Moreover, Mitchell is distinguishable on its facts from the instant case. The actual holding in Mitchell was that the particular statute plaintiffs there relied upon created only a limited trust that did not include any duty to manage timber resources. Although the United States held the Indians’ land in trust, Congress intended that the Indians, rather than the government, were to be responsible for managing that land. 445 U.S. at 542-43, 100 S.Ct. at 1354. No analogous holding is possible here. The United States held the minors’ judgment fund, and it was never contemplated that the minors, rather than the government, take charge of the investment of that fund.16
Thus, we conclude that the United States holds the minors’ portion of the Southern Paiute judgment fund in trust for the minors, and consequently that the United States has waived sovereign immunity with respect to claims for damages for breach of that trust.17 On remand, the district court will have to determine whether the government’s handling of the minors’ judgment fund breached either the general standards to which trustees are held18 or the more [1284]*1284specific duties that 25 U.S.C. §§ 161a and 162a impose on the management of Indian trust funds.19
In addition to damages, appellants seek to compel the defendant government officials to calculate what each minor’s share would be worth had the most advantageous allowable investments been made, and to replace the Valley Bank trust with a new trust containing the corrected value of each minor’s share.
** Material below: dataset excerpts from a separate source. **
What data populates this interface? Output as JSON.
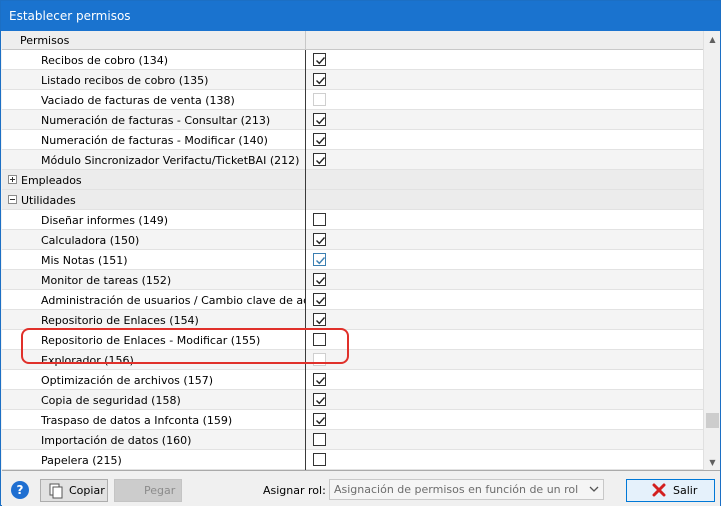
{
  "window": {
    "title": "Establecer permisos"
  },
  "grid": {
    "header": "Permisos",
    "rows": [
      {
        "label": "Recibos de cobro (134)",
        "type": "item",
        "checked": true,
        "disabled": false
      },
      {
        "label": "Listado recibos de cobro (135)",
        "type": "item",
        "checked": true,
        "disabled": false
      },
      {
        "label": "Vaciado de facturas de venta (138)",
        "type": "item",
        "checked": false,
        "disabled": true
      },
      {
        "label": "Numeración de facturas - Consultar (213)",
        "type": "item",
        "checked": true,
        "disabled": false
      },
      {
        "label": "Numeración de facturas - Modificar (140)",
        "type": "item",
        "checked": true,
        "disabled": false
      },
      {
        "label": "Módulo Sincronizador Verifactu/TicketBAI (212)",
        "type": "item",
        "checked": true,
        "disabled": false
      },
      {
        "label": "Empleados",
        "type": "group",
        "expanded": false
      },
      {
        "label": "Utilidades",
        "type": "group",
        "expanded": true
      },
      {
        "label": "Diseñar informes (149)",
        "type": "item",
        "checked": false,
        "disabled": false
      },
      {
        "label": "Calculadora (150)",
        "type": "item",
        "checked": true,
        "disabled": false
      },
      {
        "label": "Mis Notas (151)",
        "type": "item",
        "checked": true,
        "disabled": false,
        "blue": true
      },
      {
        "label": "Monitor de tareas (152)",
        "type": "item",
        "checked": true,
        "disabled": false
      },
      {
        "label": "Administración de usuarios / Cambio clave de acceso...",
        "type": "item",
        "checked": true,
        "disabled": false
      },
      {
        "label": "Repositorio de Enlaces (154)",
        "type": "item",
        "checked": true,
        "disabled": false
      },
      {
        "label": "Repositorio de Enlaces - Modificar (155)",
        "type": "item",
        "checked": false,
        "disabled": false
      },
      {
        "label": "Explorador (156)",
        "type": "item",
        "checked": false,
        "disabled": true
      },
      {
        "label": "Optimización de archivos (157)",
        "type": "item",
        "checked": true,
        "disabled": false
      },
      {
        "label": "Copia de seguridad (158)",
        "type": "item",
        "checked": true,
        "disabled": false
      },
      {
        "label": "Traspaso de datos a Infconta (159)",
        "type": "item",
        "checked": true,
        "disabled": false
      },
      {
        "label": "Importación de datos (160)",
        "type": "item",
        "checked": false,
        "disabled": false
      },
      {
        "label": "Papelera (215)",
        "type": "item",
        "checked": false,
        "disabled": false
      }
    ]
  },
  "footer": {
    "help_icon": "?",
    "copy_label": "Copiar",
    "paste_label": "Pegar",
    "assign_role_label": "Asignar rol:",
    "role_select_value": "Asignación de permisos en función de un rol",
    "exit_label": "Salir"
  },
  "icons": {
    "help": "help-icon",
    "copy": "copy-icon",
    "exit": "close-icon",
    "dropdown": "chevron-down-icon",
    "scroll_up": "chevron-up-icon",
    "scroll_down": "chevron-down-icon"
  },
  "colors": {
    "titlebar": "#1a73cf",
    "highlight": "#e0302a",
    "exit_icon": "#d32020"
  }
}
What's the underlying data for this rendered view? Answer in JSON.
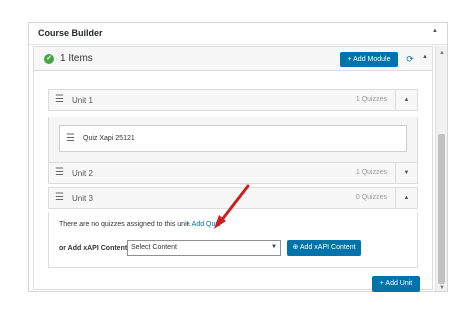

Appellants rely on 28 U.S.C. § 1361, which grants jurisdiction to the district courts “of any action in the nature of mandamus to compel an officer or employee of the United States or any agency thereof to perform a duty owed to the plaintiff.”
Mandamus, however, is proper only where the claim its proponent seeks to enforce is clear and certain and the duty of the government official is ministerial and “so plainly prescribed as to be free from doubt.” Lee Pharmaceuticals v. Kreps, 577 F.2d 610, 618 (9th Cir. 1978), cert. denied, 439 U.S. 1073, 99 S.Ct. 847, 59 L.Ed.2d 40 (1979); Jarrett v. Resor, 426 F.2d 213, 216 (9th Cir. 1970). That is not the situation here. If the government is held to have breached its trust responsibilities, it will be for the district court, in the first instance, to determine the corrected value of the minors’ shares of the judgment fund. Moreover, we cannot say that the defendant government officials owe a “clear and certain” duty to terminate the trust with the Valley Bank and set up a new one. Even if the Valley Bank trust was administered under improper safeguards, it would seem that government officials have discretion to decide how to remedy the situation (e.g., they could revise the trust agreement but keep the bank as trustee). Therefore, we affirm that portion of the district court’s judgment dismissing appellants’ request for injunctive and mandamus relief.
AFFIRMED IN PART, REVERSED IN PART, and REMANDED.